Vários cientistas estão a alertar para as consequências nefastas do aumento da poluição luminosa, criada pelo excesso de luz artificial e muito comum nas grandes cidades, que pode fazer com que, em duas décadas, não seja mais possível observar estrelas, com a maioria das principais constelações a tornar-se indecifrável.
Apesar disso, os especialistas defendem que este tipo de poluição, que cria problemas não só ao nível da observação das estrelas, como ecológicos e de saúde, ainda não é entendido como uma ameaça e, portanto, o trabalho que deve ser feito neste sentido está longe de ser concretizado.
Uma investigação de Christopher Kyba, físico do Centro Alemão de Geociências, revelou que a poluição luminosa está a clarear o céu noturno cerca de 10% por ano, e que este aumento está a fazer com que possamos deixar de observar todas as estrelas, exceto as mais brilhantes, em apenas uma geração.
Há sete anos, os cientistas já tinham concluído que a Via Láctea, galáxia em que nos inserimos, já não era visível para um terço da população mundial. O mesmo relatório de 2016 dava conta de que a poluição luminosa tinha um impacto de mais de 80% na capacidade de a população mundial observar o céu noturno, e o cenário tem piorado cada vez mais.
Isto deve-se, de acordo com os especialistas, ao aumento “dramático” do uso de diodos emissores de luz, conhecidos por LED, mas também de outras formas de iluminação nas grandes cidades, para diferentes fins, que estão a dificultar a observação do céu noturno.
Em declarações ao The Guardian, o astrónomo Martin Rees, ex-presidente da Royal Society (entre 2005 e 2010) e um dos fundadores do comité parlamentar britânico para resolver questões relacionadas com os céus noturnos, afirma que “o céu noturno faz parte do nosso meio ambiente e seria uma grande privação se a próxima geração nunca o visse, assim como seria se nunca visse um ninho de pássaro”, acrescentando que a perda não será apenas para os cientistas, mas para todos. “Não precisamos de ser astrónomos para nos preocuparmos com isto”, refere.
Um relatório de 2020 realizado pelo mesmo comité sugeria várias medidas para combater os efeitos da poluição sonora, incluindo a nomeação de um ministro próprio para tratar temas relacionados com os céus noturnos.
Ao mesmo jornal britânico, Kyba explica que “o que antes era universal, agora é extremamente raro”. “Apenas as pessoas mais ricas do mundo, e algumas das mais pobres, ainda o vivenciam.
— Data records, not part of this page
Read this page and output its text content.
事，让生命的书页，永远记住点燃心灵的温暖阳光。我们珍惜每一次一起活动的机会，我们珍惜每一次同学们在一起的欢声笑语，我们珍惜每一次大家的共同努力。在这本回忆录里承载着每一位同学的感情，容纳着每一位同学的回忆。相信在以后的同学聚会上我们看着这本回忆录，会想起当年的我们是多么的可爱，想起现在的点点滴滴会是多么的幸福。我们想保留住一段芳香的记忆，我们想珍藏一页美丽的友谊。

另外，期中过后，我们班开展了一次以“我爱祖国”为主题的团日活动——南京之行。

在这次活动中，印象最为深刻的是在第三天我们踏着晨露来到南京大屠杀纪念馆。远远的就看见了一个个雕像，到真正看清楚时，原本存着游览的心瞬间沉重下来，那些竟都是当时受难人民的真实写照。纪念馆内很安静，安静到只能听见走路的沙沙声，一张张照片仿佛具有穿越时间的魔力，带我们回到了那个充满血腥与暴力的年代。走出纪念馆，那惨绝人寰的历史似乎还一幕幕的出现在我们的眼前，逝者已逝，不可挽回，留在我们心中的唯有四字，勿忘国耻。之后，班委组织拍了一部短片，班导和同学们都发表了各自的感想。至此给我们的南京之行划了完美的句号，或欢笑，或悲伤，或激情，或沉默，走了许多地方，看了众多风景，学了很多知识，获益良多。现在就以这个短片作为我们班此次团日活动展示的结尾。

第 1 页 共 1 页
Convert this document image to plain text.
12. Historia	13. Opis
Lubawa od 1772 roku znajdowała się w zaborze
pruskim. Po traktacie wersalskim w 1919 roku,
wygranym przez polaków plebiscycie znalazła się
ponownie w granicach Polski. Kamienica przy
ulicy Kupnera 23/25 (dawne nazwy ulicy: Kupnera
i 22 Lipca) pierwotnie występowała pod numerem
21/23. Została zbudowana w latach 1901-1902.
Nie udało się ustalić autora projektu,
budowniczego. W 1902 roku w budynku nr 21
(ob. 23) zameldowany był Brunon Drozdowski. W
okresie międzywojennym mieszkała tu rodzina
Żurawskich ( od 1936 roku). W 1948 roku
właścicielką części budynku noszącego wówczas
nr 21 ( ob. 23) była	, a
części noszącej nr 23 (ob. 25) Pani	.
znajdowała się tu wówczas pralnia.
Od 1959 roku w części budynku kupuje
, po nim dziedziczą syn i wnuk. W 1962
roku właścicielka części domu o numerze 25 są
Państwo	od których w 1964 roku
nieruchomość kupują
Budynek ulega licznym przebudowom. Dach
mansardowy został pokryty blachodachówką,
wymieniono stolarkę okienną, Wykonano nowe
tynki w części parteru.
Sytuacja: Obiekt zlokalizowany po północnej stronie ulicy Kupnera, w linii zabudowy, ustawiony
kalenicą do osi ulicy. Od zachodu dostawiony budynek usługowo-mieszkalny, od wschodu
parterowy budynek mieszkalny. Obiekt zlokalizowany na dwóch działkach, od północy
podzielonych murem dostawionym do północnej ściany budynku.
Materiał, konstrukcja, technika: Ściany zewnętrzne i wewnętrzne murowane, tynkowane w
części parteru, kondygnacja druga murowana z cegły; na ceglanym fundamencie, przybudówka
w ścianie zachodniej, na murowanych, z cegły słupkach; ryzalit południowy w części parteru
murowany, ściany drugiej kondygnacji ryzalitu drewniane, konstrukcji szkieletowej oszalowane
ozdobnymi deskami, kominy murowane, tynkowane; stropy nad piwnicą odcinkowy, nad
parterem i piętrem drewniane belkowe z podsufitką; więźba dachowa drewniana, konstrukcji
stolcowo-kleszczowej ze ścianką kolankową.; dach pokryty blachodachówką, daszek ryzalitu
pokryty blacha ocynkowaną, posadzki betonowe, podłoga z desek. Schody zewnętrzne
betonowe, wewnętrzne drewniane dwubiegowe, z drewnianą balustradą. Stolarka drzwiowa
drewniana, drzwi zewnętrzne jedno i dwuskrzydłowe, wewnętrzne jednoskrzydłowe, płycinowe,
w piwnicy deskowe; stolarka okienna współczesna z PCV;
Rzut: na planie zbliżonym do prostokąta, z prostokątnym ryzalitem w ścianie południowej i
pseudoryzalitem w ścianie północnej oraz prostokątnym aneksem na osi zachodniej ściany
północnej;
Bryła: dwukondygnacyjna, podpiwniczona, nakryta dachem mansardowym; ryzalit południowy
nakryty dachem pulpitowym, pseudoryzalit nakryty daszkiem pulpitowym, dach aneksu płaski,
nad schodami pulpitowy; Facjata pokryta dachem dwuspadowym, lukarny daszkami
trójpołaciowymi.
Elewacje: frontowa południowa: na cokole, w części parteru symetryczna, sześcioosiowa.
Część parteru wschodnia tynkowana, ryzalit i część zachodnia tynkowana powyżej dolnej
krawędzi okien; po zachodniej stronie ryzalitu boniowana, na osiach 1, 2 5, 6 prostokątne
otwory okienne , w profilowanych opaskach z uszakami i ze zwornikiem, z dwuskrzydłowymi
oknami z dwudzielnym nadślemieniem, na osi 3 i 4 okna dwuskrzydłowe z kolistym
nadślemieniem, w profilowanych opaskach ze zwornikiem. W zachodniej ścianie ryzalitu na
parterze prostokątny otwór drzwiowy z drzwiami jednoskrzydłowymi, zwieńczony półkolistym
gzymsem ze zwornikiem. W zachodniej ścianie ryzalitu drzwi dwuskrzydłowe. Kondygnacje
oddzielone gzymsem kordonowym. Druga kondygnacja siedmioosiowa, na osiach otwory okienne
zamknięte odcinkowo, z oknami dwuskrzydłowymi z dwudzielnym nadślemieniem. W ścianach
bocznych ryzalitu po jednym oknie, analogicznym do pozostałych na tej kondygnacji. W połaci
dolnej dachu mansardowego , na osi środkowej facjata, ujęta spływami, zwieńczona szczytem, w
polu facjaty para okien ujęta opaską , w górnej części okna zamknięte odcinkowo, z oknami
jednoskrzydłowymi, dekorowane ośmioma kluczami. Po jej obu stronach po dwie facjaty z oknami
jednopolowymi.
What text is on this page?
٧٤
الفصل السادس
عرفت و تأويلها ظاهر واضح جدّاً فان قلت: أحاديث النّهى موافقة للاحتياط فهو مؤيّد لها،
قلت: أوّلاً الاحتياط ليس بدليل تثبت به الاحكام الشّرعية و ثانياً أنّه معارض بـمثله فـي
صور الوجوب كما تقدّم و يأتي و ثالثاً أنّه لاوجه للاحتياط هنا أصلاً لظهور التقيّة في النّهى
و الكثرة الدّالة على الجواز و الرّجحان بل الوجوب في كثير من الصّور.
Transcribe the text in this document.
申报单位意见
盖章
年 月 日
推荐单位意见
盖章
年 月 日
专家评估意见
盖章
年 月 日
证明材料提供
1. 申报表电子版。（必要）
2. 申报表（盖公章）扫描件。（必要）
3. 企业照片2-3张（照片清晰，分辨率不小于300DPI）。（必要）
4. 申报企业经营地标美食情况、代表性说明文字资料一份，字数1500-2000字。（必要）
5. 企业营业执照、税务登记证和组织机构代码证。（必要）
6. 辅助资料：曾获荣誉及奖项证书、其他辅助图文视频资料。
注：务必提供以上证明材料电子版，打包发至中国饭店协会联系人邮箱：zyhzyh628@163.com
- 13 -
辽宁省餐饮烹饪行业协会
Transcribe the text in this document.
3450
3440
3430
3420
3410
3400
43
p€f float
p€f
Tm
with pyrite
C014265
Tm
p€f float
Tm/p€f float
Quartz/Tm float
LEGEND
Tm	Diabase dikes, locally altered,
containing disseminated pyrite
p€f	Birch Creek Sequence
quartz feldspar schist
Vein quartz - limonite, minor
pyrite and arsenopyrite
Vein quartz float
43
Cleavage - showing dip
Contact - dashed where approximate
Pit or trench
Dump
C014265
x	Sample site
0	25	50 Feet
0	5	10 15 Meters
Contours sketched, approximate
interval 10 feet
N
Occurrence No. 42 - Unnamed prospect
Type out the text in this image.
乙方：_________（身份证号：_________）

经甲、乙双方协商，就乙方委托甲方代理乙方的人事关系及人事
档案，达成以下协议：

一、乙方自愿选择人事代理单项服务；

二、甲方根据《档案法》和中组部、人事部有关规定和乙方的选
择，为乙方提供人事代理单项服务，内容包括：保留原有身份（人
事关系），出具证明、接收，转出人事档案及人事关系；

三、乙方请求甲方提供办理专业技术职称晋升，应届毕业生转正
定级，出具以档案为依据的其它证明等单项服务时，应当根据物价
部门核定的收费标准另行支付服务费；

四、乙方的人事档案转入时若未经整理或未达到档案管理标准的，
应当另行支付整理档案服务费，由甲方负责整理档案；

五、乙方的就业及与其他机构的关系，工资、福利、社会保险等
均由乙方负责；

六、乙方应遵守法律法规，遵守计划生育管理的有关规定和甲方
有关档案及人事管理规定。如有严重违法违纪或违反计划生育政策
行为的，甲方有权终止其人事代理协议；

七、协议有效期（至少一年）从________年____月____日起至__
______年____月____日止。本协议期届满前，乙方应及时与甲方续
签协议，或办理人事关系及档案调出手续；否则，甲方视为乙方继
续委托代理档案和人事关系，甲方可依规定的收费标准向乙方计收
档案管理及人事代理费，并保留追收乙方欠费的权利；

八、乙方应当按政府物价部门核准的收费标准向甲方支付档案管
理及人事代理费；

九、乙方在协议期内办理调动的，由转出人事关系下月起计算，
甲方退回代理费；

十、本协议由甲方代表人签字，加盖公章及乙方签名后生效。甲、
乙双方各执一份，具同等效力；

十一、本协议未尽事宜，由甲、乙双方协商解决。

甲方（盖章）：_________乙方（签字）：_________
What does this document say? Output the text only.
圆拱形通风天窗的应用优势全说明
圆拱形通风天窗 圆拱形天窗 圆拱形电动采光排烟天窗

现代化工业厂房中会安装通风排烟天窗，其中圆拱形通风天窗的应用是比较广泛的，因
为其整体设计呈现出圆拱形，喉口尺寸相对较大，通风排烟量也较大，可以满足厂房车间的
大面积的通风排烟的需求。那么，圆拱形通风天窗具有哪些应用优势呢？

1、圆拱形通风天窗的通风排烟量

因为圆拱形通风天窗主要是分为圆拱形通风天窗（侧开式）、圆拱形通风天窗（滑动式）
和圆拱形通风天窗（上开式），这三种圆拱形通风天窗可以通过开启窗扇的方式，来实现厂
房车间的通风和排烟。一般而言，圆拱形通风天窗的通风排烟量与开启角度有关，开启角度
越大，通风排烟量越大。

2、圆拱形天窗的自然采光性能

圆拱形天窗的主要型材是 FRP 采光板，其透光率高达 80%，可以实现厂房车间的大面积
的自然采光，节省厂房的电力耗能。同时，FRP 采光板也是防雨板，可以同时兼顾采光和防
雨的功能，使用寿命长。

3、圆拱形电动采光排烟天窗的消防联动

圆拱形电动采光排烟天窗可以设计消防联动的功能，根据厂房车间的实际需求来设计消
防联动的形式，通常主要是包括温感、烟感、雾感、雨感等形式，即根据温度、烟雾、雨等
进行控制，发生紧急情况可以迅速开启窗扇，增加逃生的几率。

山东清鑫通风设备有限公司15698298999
Para o resto, está mais ou menos acabado”, afirma, referindo-se à observação das estrelas.
O especialista acredita, contudo, que implementar algumas políticas de mudança na iluminação noturna das grandes cidades, como a limitação do brilho e a utilização de cores mais quentes, como o vermelho e o laranja, em vez do azul e branco, pode ter um “impacto enorme” na capacidade de observarmos o céu noturno, mas também a outros níveis.
“Quando a luz avermelhada penetra nos nossos corpos, estimula mecanismos, incluindo os que quebram altos níveis de açúcar no sangue ou os que aumentam a produção de melatonina”, explica Robert Fosbury, professor do Instituto de Oftalmologia da University College London (UCL), em Londres, Inglaterra. “Desde a introdução da iluminação fluorescente e, posteriormente, dos LED, essa parte do espectro foi removida da luz artificial e acho que está a desempenhar um papel no aumento de casos de obesidade e de diabetes que vemos hoje”, acrescenta.
O investigador afirma ainda que “será necessário um grande esforço para transformar as luzes LED numa iluminação mais amigável”. Vai ser um grande trabalho, mas precisamos de fazê-lo porque está a ter um efeito muito prejudicial à saúde humana”.
De acordo com os cientistas, também os efeitos ecológicos da poluição luminosa são enormes. Por exemplo, para as aves migratórias e tartarugas marinhas, que se orientam pela Lua, a poluição luminosa pode fazer com que fiquem desorientadas e se percam. Já os insetos, uma importante fonte de alimento para pássaros e outros animais, são atraídos pelas luzes artificiais e morrem desta forma.